まさかの人事降格…
予定どおりに40歳のときに新築の家が引き渡され、住宅ローンの返済がスタートしました。最初こそ予定どおりに余裕を持った返済が出来ていました。子供も生まれ、幸せを噛みしめていましたが……次第に「あれ?苦しいな」と思う月が増えていったのです。
10年後に繰り上げ返済をするつもりで貯蓄を勧めていましたが、あまり貯まりません。それどころか2,000万円あった貯蓄が目減りを始めたのです。結婚をして子供がいるのだから独身のときよりお金はかかるものだよな……と思ったものの、いったいなぜお金が足りなくなるのか正確に理解できません。
家計をすべて管理する奥様に訊いても、「手取りの月収が少ないから家計はそんなに楽ではないよ」と言います。そうかあ、とAさんは言いながらも不安感が日増しに強くなっていきました。
そんなときにAさんには不運が訪れます。営業課長をしていたAさんの直属の部下が、不正な伝票操作によって約1億円ものお金を横領していたことがわかったのです。部下は逮捕され当然懲戒解雇となりましたが、Aさんの責任を追及する声は社内で大きくなるばかり。部下が数年にわたって伝票操作をしていたことを見抜けなかったとして、Aさんは譴責処分と降格のうえ地方の支店への転勤が言い渡されてしまいました。

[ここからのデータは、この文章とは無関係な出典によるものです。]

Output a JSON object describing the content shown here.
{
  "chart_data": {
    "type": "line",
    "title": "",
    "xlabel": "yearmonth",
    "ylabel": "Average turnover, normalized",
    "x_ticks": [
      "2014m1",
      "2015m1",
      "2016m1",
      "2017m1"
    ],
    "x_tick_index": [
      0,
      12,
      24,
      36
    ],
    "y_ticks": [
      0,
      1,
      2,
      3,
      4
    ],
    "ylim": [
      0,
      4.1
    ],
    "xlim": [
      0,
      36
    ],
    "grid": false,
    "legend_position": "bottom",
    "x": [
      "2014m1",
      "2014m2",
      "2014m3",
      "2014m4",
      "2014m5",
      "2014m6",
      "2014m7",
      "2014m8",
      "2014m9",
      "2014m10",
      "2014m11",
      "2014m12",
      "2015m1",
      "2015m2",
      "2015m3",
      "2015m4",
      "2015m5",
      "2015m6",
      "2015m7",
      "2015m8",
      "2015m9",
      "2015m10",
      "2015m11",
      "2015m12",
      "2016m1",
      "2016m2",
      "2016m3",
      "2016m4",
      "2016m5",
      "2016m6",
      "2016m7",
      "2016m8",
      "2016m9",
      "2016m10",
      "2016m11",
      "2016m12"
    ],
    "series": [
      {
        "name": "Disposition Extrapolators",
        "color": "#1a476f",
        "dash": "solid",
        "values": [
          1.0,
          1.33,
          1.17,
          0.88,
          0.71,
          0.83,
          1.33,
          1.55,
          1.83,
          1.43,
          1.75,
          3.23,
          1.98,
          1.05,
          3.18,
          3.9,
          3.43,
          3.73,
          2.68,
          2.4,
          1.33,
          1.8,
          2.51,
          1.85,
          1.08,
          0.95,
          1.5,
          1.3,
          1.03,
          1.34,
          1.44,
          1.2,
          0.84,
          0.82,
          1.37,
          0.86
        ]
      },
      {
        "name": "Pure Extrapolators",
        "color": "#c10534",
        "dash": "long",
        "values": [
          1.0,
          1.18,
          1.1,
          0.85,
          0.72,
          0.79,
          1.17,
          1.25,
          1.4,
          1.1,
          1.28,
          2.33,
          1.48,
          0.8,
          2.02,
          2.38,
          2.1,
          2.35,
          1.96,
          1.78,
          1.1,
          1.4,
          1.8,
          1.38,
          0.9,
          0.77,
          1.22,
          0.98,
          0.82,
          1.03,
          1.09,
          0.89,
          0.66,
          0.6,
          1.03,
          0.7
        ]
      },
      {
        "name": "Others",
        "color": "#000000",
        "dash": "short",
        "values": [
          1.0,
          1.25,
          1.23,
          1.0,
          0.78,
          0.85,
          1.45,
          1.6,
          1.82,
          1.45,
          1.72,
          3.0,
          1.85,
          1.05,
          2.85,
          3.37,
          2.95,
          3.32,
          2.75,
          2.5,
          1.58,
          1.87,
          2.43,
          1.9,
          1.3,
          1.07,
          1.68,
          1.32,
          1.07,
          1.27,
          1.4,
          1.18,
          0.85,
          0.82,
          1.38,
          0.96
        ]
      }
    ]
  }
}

Aさんの年収は1,200万円から650万円に急減。マイホームがあるため、奥様と子供を残して単身赴任することに。Aさんは今後のお金は大丈夫なのか強い不安に襲われました。毎月の168,700円もの返済をしていくことが出来るのか? 老後は大丈夫なのか。
退職金が当初想定していた額より1,000万円以上減る可能性があります。本社に戻りかつての昇進のレールに乗ることは年齢的にもう見込みがありません。子供の教育費などを自分で計算していくと、老後はかなり厳しい生活になることがすぐにわかりました。
Aさんは奥様に「少しだけでいいから働いてくれないか」とお願いしたところ、奥様は相当なショックを受けたようで、泣いて怒ってしまいました。数日電話に出なくなったほどです。奥様は浪費の習慣があり、自宅にはブランドバッグや靴が所狭しと積み重なっているほどです。婚活アプリで知り合ったため、奥様の深いところまで知らずに結婚したことをAさんは少し後悔しました。
奥様に夫婦で家計を運営している自覚はなく、「働けと言われた、ひどい」と被害者意識を爆発させる状態。奥様が欲しかったのは「結婚している自分」と「裕福な暮らし」だったのかもしれません。家計が苦しくなり、貯蓄が減っているのは奥様の意識の未熟さも原因のひとつでしょう。
ともかく、Aさんは「年収に対して大きすぎる借金を抱えた人」となったしまったため、緊急でファイナンシャルプランナーに相談する必要がでてきました。そこで弊社に相談にいらしたのです。